The building became the offices of Barking Urban District Council in 1894. Following a visit by Prince George in 1931, when he conferred borough status on the area, it became the headquarters of the new borough council. It ceased to be local seat of government when the council relocated to the new town hall in 1958.

The building was subsequently converted for use as the local magistrates' court and re-opened as such in August 1960. In December 1989, the building was the venue for the initial stages of the trial of the former boxer, Terry Marsh, who was accused of having shot the boxing promoter, Frank Warren, outside the Broadway Theatre in Barking. March was sent for trial at the Old Bailey and was later acquitted.
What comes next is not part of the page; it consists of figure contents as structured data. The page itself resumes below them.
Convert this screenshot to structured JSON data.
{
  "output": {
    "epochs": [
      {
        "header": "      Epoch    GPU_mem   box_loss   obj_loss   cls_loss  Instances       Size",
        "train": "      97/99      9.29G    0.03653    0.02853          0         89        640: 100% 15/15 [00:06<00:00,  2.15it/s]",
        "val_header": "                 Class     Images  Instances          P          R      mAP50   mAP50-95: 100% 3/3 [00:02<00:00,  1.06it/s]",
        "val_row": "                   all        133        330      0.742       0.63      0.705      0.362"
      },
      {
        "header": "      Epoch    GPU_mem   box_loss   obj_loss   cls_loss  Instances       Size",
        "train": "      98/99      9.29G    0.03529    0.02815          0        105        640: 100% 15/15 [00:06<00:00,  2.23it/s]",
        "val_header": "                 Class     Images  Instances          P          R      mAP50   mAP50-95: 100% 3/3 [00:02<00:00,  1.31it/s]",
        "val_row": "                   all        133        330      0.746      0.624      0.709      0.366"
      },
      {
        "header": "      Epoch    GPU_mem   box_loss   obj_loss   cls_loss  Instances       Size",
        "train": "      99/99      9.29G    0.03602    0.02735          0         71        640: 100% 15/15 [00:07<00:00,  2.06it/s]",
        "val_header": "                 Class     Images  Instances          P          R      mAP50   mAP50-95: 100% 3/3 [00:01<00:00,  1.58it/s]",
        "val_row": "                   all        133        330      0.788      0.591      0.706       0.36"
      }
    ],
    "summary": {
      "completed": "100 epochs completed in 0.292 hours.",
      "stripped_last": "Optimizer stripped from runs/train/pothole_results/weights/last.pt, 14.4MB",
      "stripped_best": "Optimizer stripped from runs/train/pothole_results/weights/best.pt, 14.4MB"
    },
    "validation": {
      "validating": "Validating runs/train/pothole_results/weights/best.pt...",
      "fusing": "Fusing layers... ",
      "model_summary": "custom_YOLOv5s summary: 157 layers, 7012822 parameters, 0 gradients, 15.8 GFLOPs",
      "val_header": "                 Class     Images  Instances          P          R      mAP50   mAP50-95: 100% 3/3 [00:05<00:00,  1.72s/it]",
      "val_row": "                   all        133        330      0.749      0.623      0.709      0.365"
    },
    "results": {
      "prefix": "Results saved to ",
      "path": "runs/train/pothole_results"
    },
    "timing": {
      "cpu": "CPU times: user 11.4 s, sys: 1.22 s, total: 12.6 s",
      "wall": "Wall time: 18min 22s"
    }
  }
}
HM Courts and Tribunals Service ceased using the building as a courthouse in September 2011. The courthouse featured in the television drama Lawless, starring Suranne Jones as a judge, in 2013. It was subsequently sold to a developer and then converted into 13 apartments also in 2013. A new building, connected by a bridge, was erected behind the original building to accommodate a further 24 apartments with retail space on the ground floor.